Hi, I have a problem that tlt train use all gpus to train a model when I only specified two of them.

Replicate:
I am running TLT 3.0 inside a container docker only using device 13 and 14., which was run by this command:

docker run -d --name tlt-leo_detectnet_v2 -it --rm --gpus '"device=13,14"' -p 4444:4444 -v "/home.nfs/leonardo.vera/tlt-train":"/home.nfs/" -v /var/run/docker.sock:/var/run/docker.sock nvcr.io/nvidia/tlt-streamanalytics:v3.0-py3 bash

docker exec -it tlt-leo_detectnet_v2 bash

I run all the steps described in the detectnet_v2 notebook.
When I get to tlt train I use this command:

tlt detectnet_v2 train -e {}/detectnet_v2_train_resnet18_kitti.txt -r {}/experiment_dir_unpruned -k tlt_encode -n resnet18_detector_unpruned --gpus 2 --gpu_index 13 14".format(specs_tlt_path, user_exp_dir_path)

The problem starts here:

We got two processes training the model (3261216 and 3261217), perfect, but idk why there is another one (3260670) which its using all the gpus even 307MiB of the first one.

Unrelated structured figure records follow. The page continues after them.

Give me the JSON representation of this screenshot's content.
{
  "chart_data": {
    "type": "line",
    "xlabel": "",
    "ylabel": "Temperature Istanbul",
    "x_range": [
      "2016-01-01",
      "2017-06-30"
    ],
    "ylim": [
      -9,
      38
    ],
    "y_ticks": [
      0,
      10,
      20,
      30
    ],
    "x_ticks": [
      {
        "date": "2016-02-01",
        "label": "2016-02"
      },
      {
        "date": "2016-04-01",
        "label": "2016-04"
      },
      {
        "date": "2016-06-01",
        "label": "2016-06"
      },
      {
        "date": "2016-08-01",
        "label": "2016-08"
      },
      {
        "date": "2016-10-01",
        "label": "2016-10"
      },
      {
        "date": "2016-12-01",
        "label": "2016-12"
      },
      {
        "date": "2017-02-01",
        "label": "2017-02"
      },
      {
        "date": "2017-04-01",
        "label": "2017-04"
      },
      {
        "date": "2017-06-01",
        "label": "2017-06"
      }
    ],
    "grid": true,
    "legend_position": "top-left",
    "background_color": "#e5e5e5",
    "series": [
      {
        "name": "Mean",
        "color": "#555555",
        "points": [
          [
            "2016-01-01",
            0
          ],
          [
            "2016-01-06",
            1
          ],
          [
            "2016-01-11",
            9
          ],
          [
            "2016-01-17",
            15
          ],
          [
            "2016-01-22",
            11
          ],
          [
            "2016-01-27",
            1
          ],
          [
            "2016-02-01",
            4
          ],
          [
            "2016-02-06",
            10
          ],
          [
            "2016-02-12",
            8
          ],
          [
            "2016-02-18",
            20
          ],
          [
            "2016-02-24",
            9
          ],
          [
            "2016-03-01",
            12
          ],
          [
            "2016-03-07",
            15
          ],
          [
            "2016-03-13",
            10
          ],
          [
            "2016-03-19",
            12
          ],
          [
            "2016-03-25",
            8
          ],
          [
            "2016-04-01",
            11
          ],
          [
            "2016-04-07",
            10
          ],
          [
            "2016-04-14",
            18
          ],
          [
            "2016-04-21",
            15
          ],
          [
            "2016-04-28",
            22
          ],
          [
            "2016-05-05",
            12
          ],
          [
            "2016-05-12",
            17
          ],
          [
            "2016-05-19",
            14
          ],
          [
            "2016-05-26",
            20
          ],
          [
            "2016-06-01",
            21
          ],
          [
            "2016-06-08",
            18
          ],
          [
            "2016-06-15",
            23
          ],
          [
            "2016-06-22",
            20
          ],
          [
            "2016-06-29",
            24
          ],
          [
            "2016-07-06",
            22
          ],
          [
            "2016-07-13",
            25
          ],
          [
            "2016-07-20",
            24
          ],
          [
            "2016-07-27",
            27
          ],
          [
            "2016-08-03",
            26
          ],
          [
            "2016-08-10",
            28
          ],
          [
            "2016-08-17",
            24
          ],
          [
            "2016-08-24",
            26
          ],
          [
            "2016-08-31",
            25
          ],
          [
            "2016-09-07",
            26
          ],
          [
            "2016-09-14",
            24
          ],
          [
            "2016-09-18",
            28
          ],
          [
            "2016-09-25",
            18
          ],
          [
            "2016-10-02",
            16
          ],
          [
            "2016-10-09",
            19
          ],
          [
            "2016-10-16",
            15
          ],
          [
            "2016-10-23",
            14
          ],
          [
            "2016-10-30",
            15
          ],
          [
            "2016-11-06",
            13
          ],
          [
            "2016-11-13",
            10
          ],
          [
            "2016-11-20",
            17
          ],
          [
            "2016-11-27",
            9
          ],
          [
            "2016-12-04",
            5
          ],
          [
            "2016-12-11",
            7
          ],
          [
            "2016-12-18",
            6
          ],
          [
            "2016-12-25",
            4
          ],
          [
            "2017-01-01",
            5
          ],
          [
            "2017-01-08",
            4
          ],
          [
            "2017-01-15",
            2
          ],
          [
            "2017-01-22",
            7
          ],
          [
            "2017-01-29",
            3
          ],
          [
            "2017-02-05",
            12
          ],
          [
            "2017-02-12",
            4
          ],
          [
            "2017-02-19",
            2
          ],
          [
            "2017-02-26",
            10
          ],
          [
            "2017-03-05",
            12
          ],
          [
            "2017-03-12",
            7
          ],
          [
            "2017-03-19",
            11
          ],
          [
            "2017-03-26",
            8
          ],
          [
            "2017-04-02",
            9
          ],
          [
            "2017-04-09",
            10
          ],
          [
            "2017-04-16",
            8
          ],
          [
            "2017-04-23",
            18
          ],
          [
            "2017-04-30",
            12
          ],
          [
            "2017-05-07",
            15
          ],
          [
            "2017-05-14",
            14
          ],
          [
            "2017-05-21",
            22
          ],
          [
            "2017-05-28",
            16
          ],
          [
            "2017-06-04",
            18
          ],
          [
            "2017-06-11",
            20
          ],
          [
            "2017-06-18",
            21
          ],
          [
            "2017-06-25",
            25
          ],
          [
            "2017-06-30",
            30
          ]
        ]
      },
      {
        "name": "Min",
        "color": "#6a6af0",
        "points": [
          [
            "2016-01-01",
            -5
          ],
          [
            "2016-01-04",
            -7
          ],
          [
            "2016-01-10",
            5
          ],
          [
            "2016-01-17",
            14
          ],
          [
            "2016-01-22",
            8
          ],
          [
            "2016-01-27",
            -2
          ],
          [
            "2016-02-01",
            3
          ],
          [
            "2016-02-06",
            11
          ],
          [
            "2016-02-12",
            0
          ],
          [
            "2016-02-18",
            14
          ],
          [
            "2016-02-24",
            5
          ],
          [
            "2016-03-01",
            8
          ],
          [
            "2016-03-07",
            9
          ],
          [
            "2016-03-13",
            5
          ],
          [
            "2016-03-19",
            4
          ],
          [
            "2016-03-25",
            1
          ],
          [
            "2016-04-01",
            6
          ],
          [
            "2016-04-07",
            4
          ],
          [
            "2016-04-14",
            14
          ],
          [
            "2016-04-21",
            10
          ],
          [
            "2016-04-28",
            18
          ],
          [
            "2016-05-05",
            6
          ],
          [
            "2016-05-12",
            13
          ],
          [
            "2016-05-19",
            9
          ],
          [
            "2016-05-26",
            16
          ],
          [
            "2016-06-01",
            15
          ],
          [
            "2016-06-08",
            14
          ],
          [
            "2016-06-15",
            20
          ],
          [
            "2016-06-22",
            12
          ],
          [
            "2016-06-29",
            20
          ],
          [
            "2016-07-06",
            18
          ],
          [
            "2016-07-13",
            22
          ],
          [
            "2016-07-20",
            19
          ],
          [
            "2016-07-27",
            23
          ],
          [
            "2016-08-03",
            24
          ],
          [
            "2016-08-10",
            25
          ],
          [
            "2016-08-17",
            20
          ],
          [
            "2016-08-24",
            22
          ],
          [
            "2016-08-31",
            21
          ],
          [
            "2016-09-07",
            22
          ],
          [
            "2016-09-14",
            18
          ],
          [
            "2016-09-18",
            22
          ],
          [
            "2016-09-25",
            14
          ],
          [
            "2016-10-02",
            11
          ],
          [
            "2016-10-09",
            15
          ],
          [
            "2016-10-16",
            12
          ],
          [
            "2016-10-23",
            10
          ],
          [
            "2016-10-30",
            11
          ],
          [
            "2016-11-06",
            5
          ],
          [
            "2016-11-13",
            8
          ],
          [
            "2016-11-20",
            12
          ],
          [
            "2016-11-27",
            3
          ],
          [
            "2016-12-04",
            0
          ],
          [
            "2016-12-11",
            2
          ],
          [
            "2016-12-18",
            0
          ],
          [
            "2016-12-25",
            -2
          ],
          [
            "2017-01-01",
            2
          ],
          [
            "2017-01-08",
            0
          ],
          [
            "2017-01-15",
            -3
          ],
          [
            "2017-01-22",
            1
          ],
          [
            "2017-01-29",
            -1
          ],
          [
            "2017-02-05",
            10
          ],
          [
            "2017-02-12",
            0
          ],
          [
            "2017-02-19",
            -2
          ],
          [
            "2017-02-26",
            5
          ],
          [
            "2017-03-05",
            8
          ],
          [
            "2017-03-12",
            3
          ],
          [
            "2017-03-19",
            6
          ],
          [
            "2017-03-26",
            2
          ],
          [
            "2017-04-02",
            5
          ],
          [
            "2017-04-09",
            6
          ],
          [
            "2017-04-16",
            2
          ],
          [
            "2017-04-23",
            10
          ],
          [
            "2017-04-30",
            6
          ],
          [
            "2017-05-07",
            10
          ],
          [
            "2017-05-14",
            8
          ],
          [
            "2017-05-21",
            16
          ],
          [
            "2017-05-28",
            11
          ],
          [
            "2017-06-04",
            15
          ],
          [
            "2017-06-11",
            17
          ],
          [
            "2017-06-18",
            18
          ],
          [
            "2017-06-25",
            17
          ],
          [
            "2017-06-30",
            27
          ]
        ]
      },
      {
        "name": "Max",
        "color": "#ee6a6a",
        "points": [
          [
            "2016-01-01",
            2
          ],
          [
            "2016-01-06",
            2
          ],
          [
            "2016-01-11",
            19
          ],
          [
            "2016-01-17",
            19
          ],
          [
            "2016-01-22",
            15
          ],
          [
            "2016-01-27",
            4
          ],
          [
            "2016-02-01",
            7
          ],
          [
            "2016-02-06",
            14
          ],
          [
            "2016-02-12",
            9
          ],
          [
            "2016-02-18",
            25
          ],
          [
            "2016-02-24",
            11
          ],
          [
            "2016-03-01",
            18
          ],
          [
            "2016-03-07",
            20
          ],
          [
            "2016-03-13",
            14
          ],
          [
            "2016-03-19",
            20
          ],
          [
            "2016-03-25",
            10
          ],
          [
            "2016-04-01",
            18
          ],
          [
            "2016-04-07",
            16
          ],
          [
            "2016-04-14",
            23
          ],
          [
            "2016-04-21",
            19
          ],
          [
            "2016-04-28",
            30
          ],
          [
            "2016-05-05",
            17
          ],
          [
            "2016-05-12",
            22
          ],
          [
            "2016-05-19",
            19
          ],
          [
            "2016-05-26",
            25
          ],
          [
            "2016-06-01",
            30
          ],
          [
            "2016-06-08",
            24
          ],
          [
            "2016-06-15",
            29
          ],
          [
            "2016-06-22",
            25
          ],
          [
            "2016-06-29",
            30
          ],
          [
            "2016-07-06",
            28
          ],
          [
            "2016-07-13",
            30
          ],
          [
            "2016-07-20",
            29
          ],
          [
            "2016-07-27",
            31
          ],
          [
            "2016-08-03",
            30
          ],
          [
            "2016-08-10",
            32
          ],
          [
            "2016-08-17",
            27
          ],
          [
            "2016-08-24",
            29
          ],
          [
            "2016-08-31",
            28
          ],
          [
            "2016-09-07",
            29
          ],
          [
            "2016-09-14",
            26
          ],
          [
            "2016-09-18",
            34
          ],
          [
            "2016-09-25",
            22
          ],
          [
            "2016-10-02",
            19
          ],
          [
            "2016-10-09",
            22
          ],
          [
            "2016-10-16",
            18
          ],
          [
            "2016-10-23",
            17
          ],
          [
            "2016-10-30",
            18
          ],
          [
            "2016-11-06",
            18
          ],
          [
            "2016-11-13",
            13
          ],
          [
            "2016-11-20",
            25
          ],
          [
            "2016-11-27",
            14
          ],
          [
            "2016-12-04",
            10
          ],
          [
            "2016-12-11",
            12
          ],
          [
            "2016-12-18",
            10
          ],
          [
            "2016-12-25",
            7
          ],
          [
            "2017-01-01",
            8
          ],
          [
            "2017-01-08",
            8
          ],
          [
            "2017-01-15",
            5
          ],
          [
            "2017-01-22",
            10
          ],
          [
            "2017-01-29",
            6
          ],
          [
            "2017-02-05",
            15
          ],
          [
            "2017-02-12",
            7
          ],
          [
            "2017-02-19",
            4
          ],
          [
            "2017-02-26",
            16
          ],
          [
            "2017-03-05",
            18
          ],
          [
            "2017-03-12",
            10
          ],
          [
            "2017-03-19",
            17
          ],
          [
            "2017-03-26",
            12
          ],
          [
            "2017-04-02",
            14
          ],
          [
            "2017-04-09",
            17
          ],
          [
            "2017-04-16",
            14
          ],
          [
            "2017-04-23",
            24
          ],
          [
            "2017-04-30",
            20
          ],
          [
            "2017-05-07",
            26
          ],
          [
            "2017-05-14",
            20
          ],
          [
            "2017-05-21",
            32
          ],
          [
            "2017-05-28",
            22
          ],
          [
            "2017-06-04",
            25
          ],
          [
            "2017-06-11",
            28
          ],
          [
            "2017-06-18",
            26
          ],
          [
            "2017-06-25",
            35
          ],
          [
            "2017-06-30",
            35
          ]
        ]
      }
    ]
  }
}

Another question related, In theory if I only pass device 13 and 14, Idk why tlt train doesn’t run with --gpu_index 0,1 instead of that it works with index 13 and 14.

Maybe all of these problem is because of -v path/to/docker:path/to/docker that I pass at the beginning Idk. I’d like to know if you can suggest another alternative because If I don’t pass docker path one, it appears another problem like this one.

Thanks in advance.

When you login the docker via “docker exec -it tlt-leo_detectnet_v2 bash”, please run command like “detectnet_v2 train” instead of “tlt detectnet_v2 train”.
In notebook, we assume end user is running via tlt-launcher from host PC instead of inside the docker.
So if end user install the tlt-launcer, then run “tlt detectnet_v2 train” directly to trigger any task.

But currently, you already login the docker via “docker run xxx” and “docker exec xxx”, so please run the commands like “detectnet_v2 train xxx” etc.

It looks its working but I have problems to find the real path of all spec_file or the files.
When I ran with tlt detectnet_v2, I used tlt detectnet_v2 run bash to find the real path, but detectnet_v2 run bash is not working. What do you suggest?

In your host PC, yes, you can run tlt detectnet_v2 run bash. Why will you run detectnet_v2 run bash?

Because when I am running

detectnet_v2 train -e /workspace/tlt-experiments/detectnet_v2/specs/detectnet_v2_train_resnet18_kitti.txt  \
                              -r /workspace/tlt-experiments/detectnet_v2/experiment_dir_unpruned \
                              -k tlt_encode -n resnet18_detector_unpruned \
                              --gpus 2 \
                              --gpu_index 0 1

there is an error about detectnet_v2_train_resnet18_kitti.txt not found. I tried many paths and not working. With tlt detectnet_v2 run bash I found it easily in the past.
Is there a way to find the correct path?

Can you run below command to check if the txt file is available?
$ tlt detectnet_v2 run ls /workspace/tlt-experiments/detectnet_v2/specs/detectnet_v2_train_resnet18_kitti.txt

Actually, I used local variables, for example, /home.nfs/detectnet_v2/specs_data/detectnet_v2_train_resnet18_kitti.txt, and now it works perfectly. I think that it is. I trained the model successfully.

Let me ask you something, since now, it’s not necessary to create mount points and define other variables, if you use a docker container right? Same thing to TLT 2.0 I suppose

Yes, you can try this which is the same as TLT2.0.
But for TLT 3.0, it is recommended to use tlt-launcher, create ~/.tlt_mounts.json for mapping.

Last one, about the enviroment (virtualenv and virtualenvwrapper)is it necessary if I am the only user in my PC?

It is not a must but it is recommended.